H: Chemlab is probably one of the first two molecular modeling packages to be commercialized in the USA. Interestingly, Chemlab had its origins in providing a way to capture and reuse software developed and/or used in my lab by my graduate students and postdocs. In a sense, I didn’t want to "reinvent the wheel" in terms of software each time I got a new student. Today, the choice of software products for use in solving chemical problems is mind boggling in both number and diverse functionality. Unfortunately, and this is solely my subjective view, software products have become so numerous, and with such a major focus on ease of use, that many users are not really aware of what they are using as long it runs for their study. That is, there seems to be less of a concern knowing the hard science behind a calculation now than in the past.

W: You are famous for 4D-QSAR but 5D and even 6D QSAR are now reported. These terms are confusing to cheminformaticians used to talking of 2D and 3D structures. Explain to me in words of one syllable what nD QSAR is.
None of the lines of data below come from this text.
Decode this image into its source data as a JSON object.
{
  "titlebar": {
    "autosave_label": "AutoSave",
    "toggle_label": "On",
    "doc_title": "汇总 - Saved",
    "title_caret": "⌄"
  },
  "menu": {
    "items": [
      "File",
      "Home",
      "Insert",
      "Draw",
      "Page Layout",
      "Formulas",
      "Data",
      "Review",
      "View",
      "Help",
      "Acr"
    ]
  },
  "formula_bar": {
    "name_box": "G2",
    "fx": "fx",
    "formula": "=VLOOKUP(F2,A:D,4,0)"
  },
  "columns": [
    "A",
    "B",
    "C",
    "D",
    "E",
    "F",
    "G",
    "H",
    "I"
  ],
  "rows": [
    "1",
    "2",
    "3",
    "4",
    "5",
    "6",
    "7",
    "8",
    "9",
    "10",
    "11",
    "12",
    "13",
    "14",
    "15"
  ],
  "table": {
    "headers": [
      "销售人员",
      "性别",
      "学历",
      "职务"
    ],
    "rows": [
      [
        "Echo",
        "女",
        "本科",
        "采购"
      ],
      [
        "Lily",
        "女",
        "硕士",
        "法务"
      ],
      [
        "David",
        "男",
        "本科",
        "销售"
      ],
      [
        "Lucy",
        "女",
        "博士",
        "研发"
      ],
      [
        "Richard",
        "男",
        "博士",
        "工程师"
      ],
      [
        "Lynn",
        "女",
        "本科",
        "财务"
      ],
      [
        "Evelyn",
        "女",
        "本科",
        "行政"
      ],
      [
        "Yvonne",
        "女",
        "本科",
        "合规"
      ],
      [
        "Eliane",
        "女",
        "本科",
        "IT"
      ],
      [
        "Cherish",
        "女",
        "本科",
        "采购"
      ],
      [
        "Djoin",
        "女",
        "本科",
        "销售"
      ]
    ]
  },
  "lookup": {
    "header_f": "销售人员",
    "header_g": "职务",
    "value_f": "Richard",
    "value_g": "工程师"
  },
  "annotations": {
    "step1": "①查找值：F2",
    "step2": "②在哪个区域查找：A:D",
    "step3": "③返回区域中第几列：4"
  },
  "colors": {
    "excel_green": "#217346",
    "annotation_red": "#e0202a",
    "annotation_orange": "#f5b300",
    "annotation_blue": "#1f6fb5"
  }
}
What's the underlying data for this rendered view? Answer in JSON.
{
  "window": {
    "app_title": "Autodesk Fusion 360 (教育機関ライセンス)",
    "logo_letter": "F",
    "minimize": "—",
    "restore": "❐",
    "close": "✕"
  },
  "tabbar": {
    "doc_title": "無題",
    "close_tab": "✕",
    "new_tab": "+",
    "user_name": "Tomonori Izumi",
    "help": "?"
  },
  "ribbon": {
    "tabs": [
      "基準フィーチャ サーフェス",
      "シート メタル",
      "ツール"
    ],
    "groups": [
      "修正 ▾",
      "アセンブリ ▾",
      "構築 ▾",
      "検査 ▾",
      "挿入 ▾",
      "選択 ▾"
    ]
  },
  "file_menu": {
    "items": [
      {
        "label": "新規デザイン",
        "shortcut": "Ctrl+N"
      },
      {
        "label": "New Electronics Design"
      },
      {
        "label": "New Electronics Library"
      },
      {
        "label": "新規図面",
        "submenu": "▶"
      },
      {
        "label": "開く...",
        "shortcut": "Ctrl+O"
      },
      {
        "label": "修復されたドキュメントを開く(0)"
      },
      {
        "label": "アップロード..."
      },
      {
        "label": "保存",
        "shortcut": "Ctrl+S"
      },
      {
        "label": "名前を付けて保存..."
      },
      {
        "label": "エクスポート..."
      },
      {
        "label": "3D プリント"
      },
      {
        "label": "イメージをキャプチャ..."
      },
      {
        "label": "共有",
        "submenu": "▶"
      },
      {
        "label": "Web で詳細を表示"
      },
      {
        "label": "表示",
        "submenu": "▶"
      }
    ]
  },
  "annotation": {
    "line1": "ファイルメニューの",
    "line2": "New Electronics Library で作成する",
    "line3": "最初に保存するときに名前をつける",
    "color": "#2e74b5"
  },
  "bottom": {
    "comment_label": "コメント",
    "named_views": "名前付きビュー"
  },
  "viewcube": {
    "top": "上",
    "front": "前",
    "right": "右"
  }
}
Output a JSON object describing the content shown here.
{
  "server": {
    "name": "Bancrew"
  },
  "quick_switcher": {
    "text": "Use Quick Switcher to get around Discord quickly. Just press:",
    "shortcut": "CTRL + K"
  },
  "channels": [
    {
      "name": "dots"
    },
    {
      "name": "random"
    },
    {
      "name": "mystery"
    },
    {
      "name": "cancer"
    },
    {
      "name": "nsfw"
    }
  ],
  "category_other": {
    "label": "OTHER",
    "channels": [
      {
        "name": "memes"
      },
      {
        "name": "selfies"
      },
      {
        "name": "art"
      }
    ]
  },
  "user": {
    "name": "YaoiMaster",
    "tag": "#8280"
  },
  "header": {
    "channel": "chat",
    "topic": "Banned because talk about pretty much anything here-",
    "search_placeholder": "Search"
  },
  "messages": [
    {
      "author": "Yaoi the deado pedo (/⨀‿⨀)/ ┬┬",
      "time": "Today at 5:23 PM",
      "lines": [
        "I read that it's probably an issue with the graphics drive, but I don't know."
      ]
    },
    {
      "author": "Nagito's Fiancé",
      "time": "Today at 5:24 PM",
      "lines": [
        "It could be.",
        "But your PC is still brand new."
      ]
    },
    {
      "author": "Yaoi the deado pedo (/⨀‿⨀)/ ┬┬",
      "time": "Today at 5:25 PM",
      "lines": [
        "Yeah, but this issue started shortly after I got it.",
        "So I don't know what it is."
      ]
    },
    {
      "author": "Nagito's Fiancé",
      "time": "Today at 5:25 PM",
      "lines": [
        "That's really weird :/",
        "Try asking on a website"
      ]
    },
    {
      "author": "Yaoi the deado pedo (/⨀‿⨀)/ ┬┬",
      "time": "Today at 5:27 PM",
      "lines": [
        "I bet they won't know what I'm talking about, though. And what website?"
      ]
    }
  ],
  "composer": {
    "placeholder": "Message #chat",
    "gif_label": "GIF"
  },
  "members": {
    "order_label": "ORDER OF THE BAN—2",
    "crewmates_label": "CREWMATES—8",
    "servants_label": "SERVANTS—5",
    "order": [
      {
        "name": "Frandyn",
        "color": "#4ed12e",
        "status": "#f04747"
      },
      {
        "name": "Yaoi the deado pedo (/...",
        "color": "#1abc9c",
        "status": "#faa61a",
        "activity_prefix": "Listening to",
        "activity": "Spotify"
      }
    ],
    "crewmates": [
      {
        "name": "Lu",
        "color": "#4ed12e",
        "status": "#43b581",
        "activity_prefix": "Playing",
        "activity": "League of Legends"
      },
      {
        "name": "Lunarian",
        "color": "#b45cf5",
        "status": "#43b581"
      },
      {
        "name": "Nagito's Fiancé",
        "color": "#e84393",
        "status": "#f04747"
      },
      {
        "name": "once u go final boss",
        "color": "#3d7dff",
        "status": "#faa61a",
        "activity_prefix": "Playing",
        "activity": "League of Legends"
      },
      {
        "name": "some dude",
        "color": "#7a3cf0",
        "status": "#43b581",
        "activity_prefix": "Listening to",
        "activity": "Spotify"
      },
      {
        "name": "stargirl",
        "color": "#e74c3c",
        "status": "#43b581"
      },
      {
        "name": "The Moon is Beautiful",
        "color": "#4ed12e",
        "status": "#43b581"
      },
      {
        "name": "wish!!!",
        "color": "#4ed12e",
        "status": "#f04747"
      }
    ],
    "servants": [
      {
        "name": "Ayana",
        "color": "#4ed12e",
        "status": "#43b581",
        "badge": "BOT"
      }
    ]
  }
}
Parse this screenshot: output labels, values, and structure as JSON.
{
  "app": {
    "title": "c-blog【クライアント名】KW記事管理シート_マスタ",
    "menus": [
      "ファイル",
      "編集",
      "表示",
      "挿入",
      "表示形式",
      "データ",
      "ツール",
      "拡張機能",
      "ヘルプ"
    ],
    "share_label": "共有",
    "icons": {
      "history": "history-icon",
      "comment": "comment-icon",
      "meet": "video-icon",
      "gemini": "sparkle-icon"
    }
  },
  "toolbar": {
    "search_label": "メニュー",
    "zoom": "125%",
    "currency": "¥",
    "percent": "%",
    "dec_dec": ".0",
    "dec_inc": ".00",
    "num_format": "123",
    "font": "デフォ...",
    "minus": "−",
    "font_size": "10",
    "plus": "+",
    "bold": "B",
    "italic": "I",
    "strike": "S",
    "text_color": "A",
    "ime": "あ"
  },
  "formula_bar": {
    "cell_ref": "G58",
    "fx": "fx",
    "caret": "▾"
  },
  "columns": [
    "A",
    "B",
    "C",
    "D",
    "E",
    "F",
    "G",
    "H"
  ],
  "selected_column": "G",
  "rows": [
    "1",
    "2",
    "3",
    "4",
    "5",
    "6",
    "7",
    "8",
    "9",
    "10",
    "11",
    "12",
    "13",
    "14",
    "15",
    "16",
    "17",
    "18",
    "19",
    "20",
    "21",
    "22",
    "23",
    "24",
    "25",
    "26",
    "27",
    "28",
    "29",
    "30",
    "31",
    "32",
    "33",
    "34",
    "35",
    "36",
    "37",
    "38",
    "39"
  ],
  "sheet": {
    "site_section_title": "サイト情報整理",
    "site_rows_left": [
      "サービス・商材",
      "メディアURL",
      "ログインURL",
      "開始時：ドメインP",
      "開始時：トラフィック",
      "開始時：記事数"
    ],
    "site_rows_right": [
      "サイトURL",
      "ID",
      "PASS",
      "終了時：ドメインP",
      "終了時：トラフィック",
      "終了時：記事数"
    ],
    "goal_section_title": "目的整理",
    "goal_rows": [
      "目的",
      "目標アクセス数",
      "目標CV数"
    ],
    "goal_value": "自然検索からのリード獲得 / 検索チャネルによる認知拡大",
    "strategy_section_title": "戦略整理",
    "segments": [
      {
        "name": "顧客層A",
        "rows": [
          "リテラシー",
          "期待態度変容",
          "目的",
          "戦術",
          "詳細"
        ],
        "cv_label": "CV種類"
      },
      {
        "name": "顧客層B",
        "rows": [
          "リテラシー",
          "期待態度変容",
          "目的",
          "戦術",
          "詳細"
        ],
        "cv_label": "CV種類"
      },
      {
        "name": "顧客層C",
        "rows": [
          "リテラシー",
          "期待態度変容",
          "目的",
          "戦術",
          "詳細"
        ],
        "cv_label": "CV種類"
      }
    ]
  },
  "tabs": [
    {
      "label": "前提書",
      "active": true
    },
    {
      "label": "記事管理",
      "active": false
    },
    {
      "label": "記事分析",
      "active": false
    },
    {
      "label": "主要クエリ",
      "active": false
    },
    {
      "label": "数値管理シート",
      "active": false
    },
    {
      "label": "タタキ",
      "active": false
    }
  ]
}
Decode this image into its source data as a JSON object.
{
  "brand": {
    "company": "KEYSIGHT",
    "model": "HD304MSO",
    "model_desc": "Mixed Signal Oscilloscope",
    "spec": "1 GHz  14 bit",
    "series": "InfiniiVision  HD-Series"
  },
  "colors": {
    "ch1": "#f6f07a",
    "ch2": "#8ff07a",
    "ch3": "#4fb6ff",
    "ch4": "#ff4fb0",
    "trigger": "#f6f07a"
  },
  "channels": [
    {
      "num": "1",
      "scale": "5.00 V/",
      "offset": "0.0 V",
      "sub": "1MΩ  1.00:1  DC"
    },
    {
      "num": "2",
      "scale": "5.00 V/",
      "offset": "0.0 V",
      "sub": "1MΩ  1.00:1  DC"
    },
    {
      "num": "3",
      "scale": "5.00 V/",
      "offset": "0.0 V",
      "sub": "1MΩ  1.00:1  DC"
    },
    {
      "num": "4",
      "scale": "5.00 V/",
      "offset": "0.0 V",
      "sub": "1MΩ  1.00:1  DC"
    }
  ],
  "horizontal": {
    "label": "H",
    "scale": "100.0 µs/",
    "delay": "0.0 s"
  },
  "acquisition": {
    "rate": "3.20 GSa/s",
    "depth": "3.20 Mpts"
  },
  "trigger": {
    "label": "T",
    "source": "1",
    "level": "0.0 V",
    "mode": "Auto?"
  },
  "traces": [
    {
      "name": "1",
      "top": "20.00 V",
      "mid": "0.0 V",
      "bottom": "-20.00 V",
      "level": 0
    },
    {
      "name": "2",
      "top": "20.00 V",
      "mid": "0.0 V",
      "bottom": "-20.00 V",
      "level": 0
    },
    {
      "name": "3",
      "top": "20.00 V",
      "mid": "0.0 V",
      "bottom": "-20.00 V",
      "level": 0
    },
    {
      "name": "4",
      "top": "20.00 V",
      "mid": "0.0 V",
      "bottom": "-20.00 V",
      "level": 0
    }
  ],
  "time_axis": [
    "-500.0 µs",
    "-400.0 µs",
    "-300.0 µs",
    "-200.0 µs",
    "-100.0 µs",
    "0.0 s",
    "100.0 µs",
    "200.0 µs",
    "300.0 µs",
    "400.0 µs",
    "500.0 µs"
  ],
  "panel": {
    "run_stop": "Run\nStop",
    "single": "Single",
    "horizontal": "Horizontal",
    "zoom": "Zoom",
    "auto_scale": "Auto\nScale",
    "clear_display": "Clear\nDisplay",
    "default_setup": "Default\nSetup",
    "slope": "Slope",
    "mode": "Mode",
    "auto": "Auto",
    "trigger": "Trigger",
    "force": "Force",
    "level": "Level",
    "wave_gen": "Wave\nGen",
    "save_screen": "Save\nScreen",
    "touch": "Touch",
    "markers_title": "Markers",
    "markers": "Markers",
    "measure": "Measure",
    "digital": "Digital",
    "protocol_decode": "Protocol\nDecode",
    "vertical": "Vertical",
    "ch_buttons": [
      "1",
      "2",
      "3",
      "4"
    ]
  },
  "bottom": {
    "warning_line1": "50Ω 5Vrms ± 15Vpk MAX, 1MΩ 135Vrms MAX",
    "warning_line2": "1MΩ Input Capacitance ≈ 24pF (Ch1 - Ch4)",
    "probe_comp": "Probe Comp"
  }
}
H: I don’t know about "famous" but my group and I have developed a paradigm we call 4D-QSAR that somewhat surprisingly to us can be used in an identical and comparable manner on informatics-based, ligand-based and structure-based QSAR problems. The choice in name "4D-QSAR" may not, in retrospect, have been a good one. The fourth "dimension" in our paradigm is sampling and includes the sampling of conformation, alignment, pharmacophore sites and entropy. The composite information coming from each of these sampled property sets is embedded in the resulting QSAR model. Most of the other nD-QSAR methods consider each of these properties, which we sample as individual dimensions in their QSAR studies. Hence, by way of examples, one would get a 5D-QSAR method if conformational sampling is included, and a 6D- QSAR approach if both conformational and alignment samplings are considered.